Ontario Teachers' Pension Plan, Toronto, returned a net 3.6% on its investments in the first six months of 2017, helping boost its total assets to C$180.5 billion ($138.6 billion) as of June 30, according to financial reports released Wednesday.
Plan assets were up 2.8% from Dec. 31.
Investment income totaled C$6.4 billion for the first six months of the year, with combined employer and employee contributions of C$1.72 billion for the same time period.
The plan did not provide comparative numbers for the previous six-month period. It also does not provide midyear return breakouts for individual asset classes nor related benchmark returns.
Generally, performance of global public equities, infrastructure, private equity and government bonds drove the first-half gains, Bjarne Graven Larsen, chief investment officer, said in a news conference Wednesday. However, he added, appreciation of the Canadian dollar over the first six months of the year impacted the gross returns of the plan's foreign investments. The plan's gross returns in local currency was 4.5% vs. a loss of 0.8% in Canadian dollars.
The plan was 105% funded as of Jan. 1, according to the latest data available.
Ontario Teachers' discount rate was 3% as of June 30, vs. 3.25% six months earlier.
The plan's asset allocation as of June 30 reflects the plan's new allocation approved last year, separating credit from other fixed-income investments and reclassifying natural resources under an inflation-sensitive allocation.
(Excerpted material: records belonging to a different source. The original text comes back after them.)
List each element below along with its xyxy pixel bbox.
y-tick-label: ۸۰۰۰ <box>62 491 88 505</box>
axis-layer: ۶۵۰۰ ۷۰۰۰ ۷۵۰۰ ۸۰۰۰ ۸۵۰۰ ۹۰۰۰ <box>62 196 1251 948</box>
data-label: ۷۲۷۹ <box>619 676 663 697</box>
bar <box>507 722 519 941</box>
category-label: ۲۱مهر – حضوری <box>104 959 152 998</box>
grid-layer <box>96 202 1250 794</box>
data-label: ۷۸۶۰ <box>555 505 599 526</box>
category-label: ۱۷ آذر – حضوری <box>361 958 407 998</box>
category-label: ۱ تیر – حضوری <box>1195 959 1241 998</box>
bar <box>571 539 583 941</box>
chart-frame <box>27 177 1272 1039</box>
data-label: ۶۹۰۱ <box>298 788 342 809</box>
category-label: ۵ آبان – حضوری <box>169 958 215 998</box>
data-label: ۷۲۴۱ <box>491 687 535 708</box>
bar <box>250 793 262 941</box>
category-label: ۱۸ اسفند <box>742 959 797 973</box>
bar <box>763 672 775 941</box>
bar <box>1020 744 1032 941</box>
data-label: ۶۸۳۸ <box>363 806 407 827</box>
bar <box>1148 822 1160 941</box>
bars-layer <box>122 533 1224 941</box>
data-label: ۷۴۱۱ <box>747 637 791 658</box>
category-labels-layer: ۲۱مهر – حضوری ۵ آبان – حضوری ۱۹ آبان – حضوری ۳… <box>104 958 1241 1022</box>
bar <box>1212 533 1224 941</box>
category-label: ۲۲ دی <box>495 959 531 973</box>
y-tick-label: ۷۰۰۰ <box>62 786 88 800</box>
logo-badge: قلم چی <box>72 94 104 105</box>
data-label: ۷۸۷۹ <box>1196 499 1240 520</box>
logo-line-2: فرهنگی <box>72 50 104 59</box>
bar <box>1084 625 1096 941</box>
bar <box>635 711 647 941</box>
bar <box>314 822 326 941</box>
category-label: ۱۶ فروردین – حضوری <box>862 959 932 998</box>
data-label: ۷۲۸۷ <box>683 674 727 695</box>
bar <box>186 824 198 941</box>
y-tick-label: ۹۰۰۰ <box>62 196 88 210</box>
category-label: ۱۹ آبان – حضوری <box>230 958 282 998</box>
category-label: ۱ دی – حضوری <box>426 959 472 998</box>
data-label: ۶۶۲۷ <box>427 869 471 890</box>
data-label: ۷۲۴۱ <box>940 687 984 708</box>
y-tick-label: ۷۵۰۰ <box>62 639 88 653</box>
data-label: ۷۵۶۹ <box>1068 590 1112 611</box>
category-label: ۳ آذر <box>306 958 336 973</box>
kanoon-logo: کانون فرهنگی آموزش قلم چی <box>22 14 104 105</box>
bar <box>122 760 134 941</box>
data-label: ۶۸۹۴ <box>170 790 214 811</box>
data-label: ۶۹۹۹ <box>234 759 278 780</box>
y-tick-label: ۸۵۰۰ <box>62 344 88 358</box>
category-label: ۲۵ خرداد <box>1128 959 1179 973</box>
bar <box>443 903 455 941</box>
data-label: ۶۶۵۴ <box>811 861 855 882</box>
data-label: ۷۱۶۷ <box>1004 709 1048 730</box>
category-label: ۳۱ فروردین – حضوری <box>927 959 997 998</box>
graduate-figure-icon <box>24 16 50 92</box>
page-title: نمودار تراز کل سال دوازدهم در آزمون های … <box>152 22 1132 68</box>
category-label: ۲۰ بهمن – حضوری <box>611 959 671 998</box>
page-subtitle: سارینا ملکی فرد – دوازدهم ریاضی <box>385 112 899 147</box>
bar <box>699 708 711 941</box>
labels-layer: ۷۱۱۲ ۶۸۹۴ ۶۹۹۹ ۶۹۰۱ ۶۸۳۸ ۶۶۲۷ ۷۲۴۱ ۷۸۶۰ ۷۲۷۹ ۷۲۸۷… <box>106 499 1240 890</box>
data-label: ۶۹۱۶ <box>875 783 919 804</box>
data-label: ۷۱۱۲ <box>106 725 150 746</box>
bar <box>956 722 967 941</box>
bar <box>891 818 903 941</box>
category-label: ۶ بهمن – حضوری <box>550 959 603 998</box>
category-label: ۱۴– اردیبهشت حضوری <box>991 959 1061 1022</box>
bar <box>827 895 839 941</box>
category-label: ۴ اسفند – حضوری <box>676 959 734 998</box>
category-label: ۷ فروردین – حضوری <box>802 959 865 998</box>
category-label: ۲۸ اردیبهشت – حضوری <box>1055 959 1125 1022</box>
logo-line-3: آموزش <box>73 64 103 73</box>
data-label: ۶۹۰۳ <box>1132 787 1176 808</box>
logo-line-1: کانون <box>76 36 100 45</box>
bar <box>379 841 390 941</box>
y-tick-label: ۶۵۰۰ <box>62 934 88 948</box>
The overall allocation as of June 30 was 35% fixed income, 20% public equity, 16% private equity, 14% real estate, 12% inflation-sensitive investments (commodities, natural resources and inflation hedge), 11% infrastructure, 7% credit, 6% absolute return and 1% real return. As of Dec. 31, the plan had 44% in fixed income, 22% public equity, 16% each private equity and real estate, 10% infrastructure, 8% absolute return, and 3% each commodities and natural resources. (For both time periods, the allocations include an additional 22% used for liquidity purposes.)
"We shifted our strategy to adjust in a more diversified direction, not only to perform well in good conditions, but also to sustain us in bad conditions," Mr. Larsen said.